ЯША (вежливо). А Катя туда поступила?

ТАМАРА ПАВЛОВНА. Катя моя замужем! За хорошим человеком!

МЛАДШАЯ ДОЧКА. Мама, мама, вон тот рыжий кофемолку украл! А у нас ещё масло пропало, сливочное, на столе лежало, его, наверно, чёрный с бородой украл.

ВАЛЬКА (подходит к двери). Клевета. Статья номер сто двадцать девять. Я буду жаловаться на вас в милицию, а никакой кофемолки в глаза не видел. И нечего на меня пялиться, как кот на сметану!

ТАМАРА ПАВЛОВНА. Вы поглядите! Вы послушайте!

СОСЕДКА (бубнит). Жиды… Жиды…

ВАЛЬКА. У вас белая горячка, мадам? Вам повсюду мерещатся воры? Давайте я в дурку позвоню?.. Как это – «нет»?

 

Захлопывает дверь и возвращается на место.

 

ГОЛОС СОСЕДКИ. Ой, жиды! Ой, жиды!

ГОЛОС ТАМАРЫ ПАВЛОВНЫ. Я вот родственнику позвоню, он мастер спорта. Живо разберётся с этими… самыми.

ВАЛЬКА. Она сумасшедшая или дура?

ЯША. В одном флаконе.

ВАЛЬКА. А что вы, собственно, миндальничаете с ними? На меня в том году скинхэд наехал – по наводке, так-то я, сам видишь, славянин славянином. Так я горло у бутылки отбил, замахнулся, он и свалил, сука малолетняя.

ЯША. Jedem Das Seine.

ВАЛЬКА. Ты чего, придурок, цитируешь? Опять концлагерей захотелось? Анька вот молодец. Она умеет всякой мрази давать отпор. Она в армию пойдёт, мочить арабов. Это ихние славянские бабы только и умеют мужу щи варить. А наши еврейские бабы вместе с нами в армию идут, арабов мочат!

ЯША. Чё ты, такой храбрый, сам в армию не идёшь?

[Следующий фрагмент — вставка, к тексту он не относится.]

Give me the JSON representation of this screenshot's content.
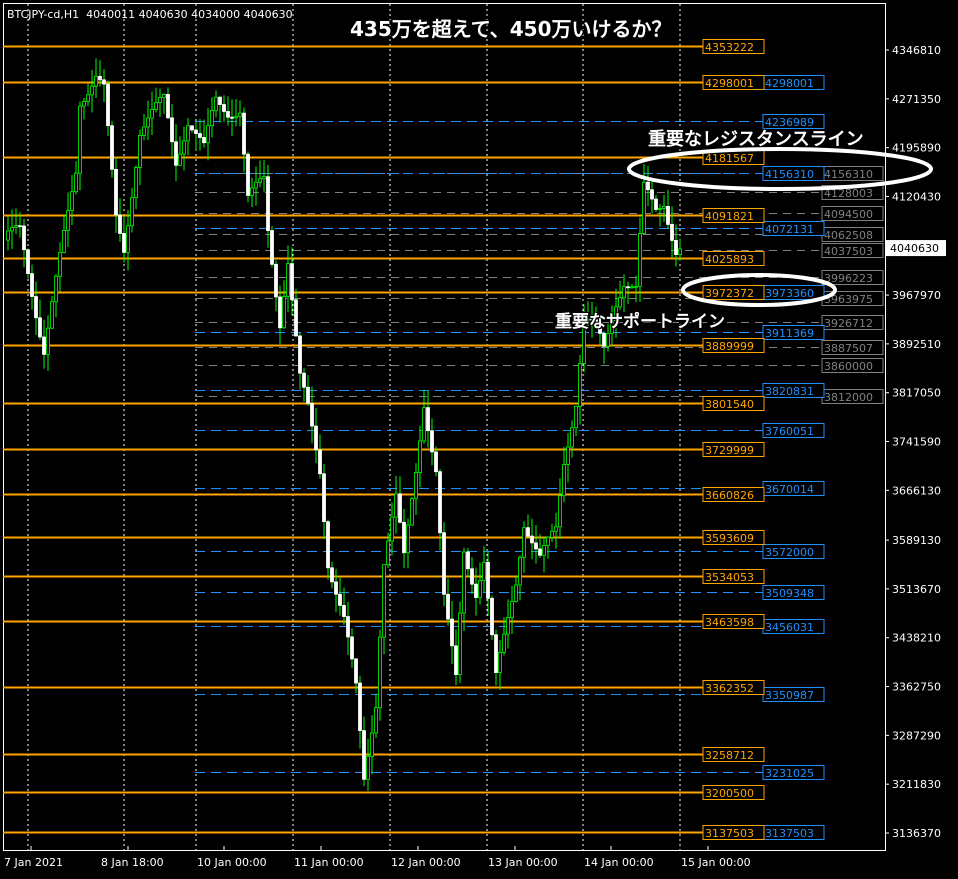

ВАЛЬКА. Тссс… Тихо: я тебе скажу одну вещь. (Пьёт.) Я… это. Мне ещё рано  в Израиль. Я так чувствую. Я должен побыть здесь, с нашими российскими евреями, чтобы поддержать.

ЯША. Скоро тебя надо будет держать, чтоб со стула не ебанулся.

ВАЛЬКА. Чтоб нашим ребятам сказать: ребята! Йехудим! Учите Тору. Крепитесь. Мужайтесь. Чтобы подготовленными к долгой и тяжёлой борьбе приехать в Израиль с надеждой на возрождение нашей великой родины.

ЯША. Валь, а ты случайно не мессия?

ВАЛЬКА. Каждый еврей должен стараться походить на мессию, и тогда мы, собравшись вместе, победим.

ЯША. Тьфу, блядь!

 

Аня и Вика сидят на софе.

 

АНЯ (видимо, отвечая на предыдущую реплику). А что – мужчины? Эти наши талмудисты, в лучшем случае, видят в тебе растение. Розу, блин, Сарона и лилию, этих самых, долин. А в худшем случае – животное. Рабочую лошадь. Страшно сложно увидеть человека в человеке с другим строением гениталий.

ВИКА. Это точно. Мой придурок, когда его спрашивают, какие ему нравятся бабы, всегда отвечает: с такими-то ногами и с грудью такого-то размера. А на человеческие качества им плевать, им главное, чтоб баба не возникала...(Прислушиваясь к голосам за сценой). О. Братец мой нажрался!

АНЯ. Как не пить, живя в стране, где с одной стороны фашисты, а с другой разгильдяи?

ВИКА. А что за тётка там орала?

АНЯ. Соседка снизу. Старшую дочку продала молодому предпринимателю. Клянчит бабло у него, он не даёт. Младших дочерей только тряпки интересуют. За что я советских коммунистов не люблю – за то, что у отбросов завышенную самооценку воспитали.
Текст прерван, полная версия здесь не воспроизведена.